There is a widely held belief that when you hold your newborn for the first time, you'll experience otherworldly levels of joy.
You'll cry, you'll laugh, and rainbows will form outside the birth room. Unicorns will carry down from the peak of that rainbow a blanket to wrap your child in, once you're done with your skin-to-skin contact.
And maybe that does happen. With our first child, my partner went through a difficult labor with a few more interventions than we expected. When our daughter was finally born, there was sense of extreme relief and an overwhelming outpouring of love.
We both held our baby, crying so much that it was hard for us to make out specific features of her face. I immediately felt love for her, as can happen.
With our second child, things just weren't the same. Thankfully, the labor was easier for my partner, and the delivery was performed with the help of our midwife with no intervention. And then I experienced things I hadn't planned for. I thought the emotions would be the same the second time around. The immediate outpouring of love. And I did love her but it was somehow different.
I'd held a newborn before, I'd seen my daughter resting her seconds-old head on my partner before. I waited and waited for the same feelings I had felt with our firstborn to return. I felt ashamed that they weren't there immediately. It didn't matter how long I stared at her or how long I held her, I couldn't force the same reaction I had had with my first daughter.
And I felt terrible. And I told nobody.
I didn't want it to appear as though I had a favorite child. I didn't want others to think: "well, you didn't carry the baby so you can't know that immediate bond." So I faked my way through the first few days, thinking, "I've done this before, I can do it again." I was on autopilot, as parents are known to be for the first few sleepless nights. Rock, feed, change diaper, repeat.
Then a few weeks in to this horrible feeling, seeing nothing more than a new expression on her face, I felt it.
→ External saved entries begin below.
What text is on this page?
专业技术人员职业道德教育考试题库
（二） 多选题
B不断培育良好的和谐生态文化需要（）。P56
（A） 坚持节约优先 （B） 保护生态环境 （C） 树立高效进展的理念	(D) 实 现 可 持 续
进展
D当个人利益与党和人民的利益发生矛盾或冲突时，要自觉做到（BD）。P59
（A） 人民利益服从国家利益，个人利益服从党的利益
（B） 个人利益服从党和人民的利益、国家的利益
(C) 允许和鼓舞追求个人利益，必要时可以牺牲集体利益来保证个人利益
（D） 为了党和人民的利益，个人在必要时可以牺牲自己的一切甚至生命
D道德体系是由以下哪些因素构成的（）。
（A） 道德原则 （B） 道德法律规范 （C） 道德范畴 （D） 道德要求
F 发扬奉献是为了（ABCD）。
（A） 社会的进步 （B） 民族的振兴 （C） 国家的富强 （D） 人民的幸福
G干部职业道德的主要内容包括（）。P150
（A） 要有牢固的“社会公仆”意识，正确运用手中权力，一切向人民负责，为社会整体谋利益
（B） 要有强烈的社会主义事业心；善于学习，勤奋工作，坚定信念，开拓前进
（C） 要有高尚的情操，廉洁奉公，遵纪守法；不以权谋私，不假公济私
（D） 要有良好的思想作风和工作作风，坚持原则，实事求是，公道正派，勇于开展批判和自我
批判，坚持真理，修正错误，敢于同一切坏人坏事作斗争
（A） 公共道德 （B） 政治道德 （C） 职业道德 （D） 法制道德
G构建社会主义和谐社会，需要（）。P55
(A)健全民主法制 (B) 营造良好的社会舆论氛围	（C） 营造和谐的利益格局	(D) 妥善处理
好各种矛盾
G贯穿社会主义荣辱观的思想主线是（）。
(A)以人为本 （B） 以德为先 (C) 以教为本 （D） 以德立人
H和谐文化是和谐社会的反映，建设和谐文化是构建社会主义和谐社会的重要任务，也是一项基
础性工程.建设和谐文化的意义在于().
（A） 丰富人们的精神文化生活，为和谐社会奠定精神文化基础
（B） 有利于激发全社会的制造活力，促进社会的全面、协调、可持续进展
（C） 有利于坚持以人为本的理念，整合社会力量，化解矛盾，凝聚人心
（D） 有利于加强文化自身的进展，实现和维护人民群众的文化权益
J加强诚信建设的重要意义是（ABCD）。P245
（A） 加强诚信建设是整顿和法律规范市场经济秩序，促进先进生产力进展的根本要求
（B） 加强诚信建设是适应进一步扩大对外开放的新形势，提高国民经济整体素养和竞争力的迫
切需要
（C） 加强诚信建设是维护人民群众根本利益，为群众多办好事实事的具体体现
The overwhelming love, the tears, the joy at having a new little girl in my life. In retrospect, I think it was seeing something that I hadn't seen in my first daughter that really made me realize how different our two daughters could be.
It was just a little spit blowing and a look in her eyes that seemed to say: "I'll never give you a moment where you don't need to be watching me." But right then, I could finally see the completely different path this little girl would take -- different from the older sibling who was always begging me to hold her sister.
And as soon as I could see that, I was hooked. Kids gain personalities really early on in life, be it in the way they lie down, the way they sleep (or refuse to), the way they eat and the way they look at your face. And to me, the best part of parenting is helping them grow that personality. It doesn't matter if they're quiet or outgoing, if they like reading or if they like running. It doesn't even matter if we can't possibly envision what that child may grow up to be.
The fun for me is in the fart jokes, the nuzzles and the languages my girls make up between them. I remember falling in love with them for the first time, and I remember falling more in love with them at so many points along the way.